1.  Start off stories with a bang.  It doesn’t have to be direct action, but it does have to be compelling, in a way that makes the reader ask questions and WANT to read on to find out the answers.  In short stories, it is called the sizzler, the zinger, or the hook.  In a novel, you want to introduce the main character and give the reader an idea of what the book is going to be about.  If you have a theme for your story, it would be helpful to put it in the first few pages as well in some way.

2.  Don’t give too much of the back story in the beginning.  Let the reader find it out through dialogue, through flashbacks later on, and through deduction.  If you see a man in a robe that is not a bathrobe, custom declares that this story is not set in modern times, and quite possibly not of this world.  That is a clue for the reader about time, place, and circumstance.

Throw away the throwaway words.

3.  Remove all throwaway words.  These include there was, there are, there is, there were.  Check all adjectives and adverbs to see if they are absolutely necessary.  Strength comes from your verbs, but watch out for purple prose.  If you have too many people howling, roaring, stomping, crashing, etc., it starts to become melodrama, which is often unintentionally funny.

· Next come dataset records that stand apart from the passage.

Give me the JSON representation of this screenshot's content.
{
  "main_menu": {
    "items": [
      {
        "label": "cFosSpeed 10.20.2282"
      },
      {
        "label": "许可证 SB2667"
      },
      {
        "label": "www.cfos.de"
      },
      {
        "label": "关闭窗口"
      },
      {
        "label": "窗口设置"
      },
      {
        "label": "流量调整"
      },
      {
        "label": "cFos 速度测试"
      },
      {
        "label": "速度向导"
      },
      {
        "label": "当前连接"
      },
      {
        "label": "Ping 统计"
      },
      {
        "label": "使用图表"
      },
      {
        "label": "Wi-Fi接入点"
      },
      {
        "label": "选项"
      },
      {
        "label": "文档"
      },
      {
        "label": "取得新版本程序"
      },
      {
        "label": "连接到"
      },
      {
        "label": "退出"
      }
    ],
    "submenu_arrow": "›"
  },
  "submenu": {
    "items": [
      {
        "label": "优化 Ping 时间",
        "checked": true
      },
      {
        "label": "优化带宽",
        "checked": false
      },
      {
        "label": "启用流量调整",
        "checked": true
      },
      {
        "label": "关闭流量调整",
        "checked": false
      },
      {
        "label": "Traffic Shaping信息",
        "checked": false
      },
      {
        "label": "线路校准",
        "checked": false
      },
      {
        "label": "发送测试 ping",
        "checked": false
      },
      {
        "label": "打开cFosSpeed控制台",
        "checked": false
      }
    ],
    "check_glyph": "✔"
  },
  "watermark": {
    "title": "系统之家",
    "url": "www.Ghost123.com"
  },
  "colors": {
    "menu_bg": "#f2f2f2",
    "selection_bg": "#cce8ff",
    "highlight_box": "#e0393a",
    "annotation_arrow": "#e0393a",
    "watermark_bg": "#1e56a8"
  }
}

4.  Be careful of dialogue tags.  You want to minimize such tags as whispered, sobbed, laughed, choked, gurgled, etc.  Said is the best and most invisible dialogue tag you have in your toolbox of words.  Said is your friend.  Occasionally, you can insert one of the more powerful verbs as a dialogue tag (roared, stammered, shrieked, etc.), but they are like strong spices in the stew of dialogue tagging…meant to be used sparingly.

Watch out for the eyes.

5.  Watch out for eye movement.  Hysterically, she threw her eyes around the room (and what? Spent the next hour searching for them blindly?)  I have seen eyes slanted at, cut toward, sweep a room, send a disgusted glance, and so on.  It has always made me laugh.  You don’t want uninvited laughter from a reader.

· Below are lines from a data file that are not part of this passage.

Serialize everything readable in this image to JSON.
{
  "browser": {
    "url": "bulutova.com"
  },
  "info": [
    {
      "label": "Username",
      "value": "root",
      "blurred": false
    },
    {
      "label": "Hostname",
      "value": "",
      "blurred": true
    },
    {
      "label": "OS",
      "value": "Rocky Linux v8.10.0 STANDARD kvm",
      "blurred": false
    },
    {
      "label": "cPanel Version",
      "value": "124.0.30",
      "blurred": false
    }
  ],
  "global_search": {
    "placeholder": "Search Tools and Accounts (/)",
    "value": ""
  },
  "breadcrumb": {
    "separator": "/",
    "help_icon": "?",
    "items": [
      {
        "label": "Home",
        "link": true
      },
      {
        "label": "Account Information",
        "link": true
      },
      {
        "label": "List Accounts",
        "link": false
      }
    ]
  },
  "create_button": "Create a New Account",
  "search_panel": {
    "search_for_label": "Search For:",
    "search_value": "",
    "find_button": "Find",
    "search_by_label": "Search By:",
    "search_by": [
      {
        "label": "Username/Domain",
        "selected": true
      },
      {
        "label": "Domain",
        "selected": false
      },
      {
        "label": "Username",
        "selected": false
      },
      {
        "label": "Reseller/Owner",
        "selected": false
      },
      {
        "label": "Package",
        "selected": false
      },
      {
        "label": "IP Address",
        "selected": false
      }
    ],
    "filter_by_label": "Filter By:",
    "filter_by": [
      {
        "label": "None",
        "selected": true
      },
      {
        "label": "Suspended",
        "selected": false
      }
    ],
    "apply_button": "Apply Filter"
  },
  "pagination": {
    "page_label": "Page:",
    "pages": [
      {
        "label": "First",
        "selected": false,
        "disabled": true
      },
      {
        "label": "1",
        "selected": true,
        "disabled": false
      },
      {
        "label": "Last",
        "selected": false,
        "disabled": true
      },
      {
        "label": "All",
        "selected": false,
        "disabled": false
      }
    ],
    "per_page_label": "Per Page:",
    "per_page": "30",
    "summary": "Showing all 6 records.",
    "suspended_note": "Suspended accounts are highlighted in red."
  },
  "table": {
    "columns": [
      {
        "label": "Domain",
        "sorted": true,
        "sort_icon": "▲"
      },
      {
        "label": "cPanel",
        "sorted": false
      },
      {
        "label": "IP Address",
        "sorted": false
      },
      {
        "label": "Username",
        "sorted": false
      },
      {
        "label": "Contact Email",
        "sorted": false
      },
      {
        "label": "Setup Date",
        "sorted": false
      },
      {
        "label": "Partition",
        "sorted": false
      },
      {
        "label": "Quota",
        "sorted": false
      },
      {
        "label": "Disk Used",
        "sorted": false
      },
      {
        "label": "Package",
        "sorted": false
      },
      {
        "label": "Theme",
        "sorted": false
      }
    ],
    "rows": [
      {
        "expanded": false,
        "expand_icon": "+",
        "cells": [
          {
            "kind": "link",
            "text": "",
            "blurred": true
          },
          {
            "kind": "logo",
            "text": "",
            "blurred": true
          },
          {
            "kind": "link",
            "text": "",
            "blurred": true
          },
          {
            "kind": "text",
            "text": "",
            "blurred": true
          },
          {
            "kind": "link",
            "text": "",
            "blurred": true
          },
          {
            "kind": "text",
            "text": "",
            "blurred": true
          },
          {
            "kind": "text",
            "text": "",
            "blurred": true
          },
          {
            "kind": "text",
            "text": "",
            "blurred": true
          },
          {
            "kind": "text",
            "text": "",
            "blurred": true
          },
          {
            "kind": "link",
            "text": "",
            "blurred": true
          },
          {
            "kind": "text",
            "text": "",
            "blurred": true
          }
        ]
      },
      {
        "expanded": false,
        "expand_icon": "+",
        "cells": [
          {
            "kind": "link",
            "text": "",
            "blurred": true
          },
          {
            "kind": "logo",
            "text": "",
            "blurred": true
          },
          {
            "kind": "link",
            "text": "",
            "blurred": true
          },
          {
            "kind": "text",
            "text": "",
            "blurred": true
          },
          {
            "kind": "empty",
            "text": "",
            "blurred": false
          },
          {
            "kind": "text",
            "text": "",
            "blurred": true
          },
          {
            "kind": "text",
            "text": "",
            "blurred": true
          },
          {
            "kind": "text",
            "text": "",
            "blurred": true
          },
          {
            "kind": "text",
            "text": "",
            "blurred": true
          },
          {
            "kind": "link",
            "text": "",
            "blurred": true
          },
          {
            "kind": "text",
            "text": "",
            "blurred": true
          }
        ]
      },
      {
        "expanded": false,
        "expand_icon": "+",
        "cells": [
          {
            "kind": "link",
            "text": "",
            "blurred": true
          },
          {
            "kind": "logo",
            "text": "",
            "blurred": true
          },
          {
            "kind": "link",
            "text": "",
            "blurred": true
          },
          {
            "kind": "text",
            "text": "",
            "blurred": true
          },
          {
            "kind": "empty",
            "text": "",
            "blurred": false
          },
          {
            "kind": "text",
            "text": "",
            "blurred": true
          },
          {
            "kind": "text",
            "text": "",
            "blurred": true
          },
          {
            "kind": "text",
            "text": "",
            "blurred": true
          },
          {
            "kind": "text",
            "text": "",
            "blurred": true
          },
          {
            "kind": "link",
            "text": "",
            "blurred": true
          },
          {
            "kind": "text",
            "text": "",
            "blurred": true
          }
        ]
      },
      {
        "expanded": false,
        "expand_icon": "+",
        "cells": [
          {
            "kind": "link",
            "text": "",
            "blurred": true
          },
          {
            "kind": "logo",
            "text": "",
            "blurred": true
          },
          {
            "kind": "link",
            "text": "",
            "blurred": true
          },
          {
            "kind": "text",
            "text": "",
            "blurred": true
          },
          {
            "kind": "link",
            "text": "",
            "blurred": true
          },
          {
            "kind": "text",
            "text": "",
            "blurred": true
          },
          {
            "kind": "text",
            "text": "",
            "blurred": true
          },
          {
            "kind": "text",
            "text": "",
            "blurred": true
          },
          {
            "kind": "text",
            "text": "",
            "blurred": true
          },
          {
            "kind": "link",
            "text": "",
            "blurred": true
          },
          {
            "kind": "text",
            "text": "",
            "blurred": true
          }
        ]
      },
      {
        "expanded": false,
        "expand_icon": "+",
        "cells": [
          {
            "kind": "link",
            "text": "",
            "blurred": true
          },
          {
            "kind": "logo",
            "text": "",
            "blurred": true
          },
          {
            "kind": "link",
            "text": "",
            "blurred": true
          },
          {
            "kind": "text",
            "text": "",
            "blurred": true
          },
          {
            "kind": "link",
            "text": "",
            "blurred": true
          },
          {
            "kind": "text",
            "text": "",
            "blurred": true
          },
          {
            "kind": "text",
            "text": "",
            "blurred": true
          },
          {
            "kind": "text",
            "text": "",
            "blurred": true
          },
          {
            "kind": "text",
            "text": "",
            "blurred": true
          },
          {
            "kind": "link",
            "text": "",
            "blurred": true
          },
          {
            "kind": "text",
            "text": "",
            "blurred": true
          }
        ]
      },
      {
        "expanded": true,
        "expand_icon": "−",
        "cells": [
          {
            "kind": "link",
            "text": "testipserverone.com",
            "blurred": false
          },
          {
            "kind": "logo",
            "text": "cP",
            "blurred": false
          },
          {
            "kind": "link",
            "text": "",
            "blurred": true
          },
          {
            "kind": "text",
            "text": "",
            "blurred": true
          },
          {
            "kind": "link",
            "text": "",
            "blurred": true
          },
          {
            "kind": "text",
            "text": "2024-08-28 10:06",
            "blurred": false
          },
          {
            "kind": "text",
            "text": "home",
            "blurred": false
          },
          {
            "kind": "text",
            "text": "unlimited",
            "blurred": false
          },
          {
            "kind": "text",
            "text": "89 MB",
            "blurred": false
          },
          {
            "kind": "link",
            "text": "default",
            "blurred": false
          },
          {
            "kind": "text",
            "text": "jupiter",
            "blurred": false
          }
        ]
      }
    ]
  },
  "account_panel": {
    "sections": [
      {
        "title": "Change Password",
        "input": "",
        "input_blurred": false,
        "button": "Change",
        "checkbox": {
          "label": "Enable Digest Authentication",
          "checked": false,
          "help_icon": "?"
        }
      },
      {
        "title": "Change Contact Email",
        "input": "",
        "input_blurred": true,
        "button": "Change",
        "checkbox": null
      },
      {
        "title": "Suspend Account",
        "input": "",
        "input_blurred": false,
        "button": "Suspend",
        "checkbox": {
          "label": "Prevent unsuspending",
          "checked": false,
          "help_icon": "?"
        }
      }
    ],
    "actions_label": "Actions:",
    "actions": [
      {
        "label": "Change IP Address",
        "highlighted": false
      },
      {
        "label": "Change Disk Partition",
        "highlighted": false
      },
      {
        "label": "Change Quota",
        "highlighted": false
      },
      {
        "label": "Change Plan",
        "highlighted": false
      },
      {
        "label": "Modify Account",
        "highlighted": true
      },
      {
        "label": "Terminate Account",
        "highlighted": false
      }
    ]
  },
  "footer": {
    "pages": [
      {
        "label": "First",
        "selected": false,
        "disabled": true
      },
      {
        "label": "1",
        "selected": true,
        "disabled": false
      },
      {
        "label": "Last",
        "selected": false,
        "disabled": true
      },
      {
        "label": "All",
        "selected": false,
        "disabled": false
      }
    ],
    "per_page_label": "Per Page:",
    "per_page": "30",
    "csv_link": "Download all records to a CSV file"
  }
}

6.  Search for awkward phrasing.  For instance, you probably have been told never to end a sentence with a preposition.  But the writing can get stiff and overly formal if you hold strictly to this.  You can either rewrite the sentence to avoid the preposition altogether.  Or you can do it the way you were told not to.  See?  The world didn’t come to an end when I did that.

There is lots more to come.  I learned a ton over the last three or four decades.  And I want to share it all with you.  But not all at once 🙂  So be patient, and practice working with those first six I have just given you.  You will be amazed at the resulting cosmetic and intrinsic value of your writing.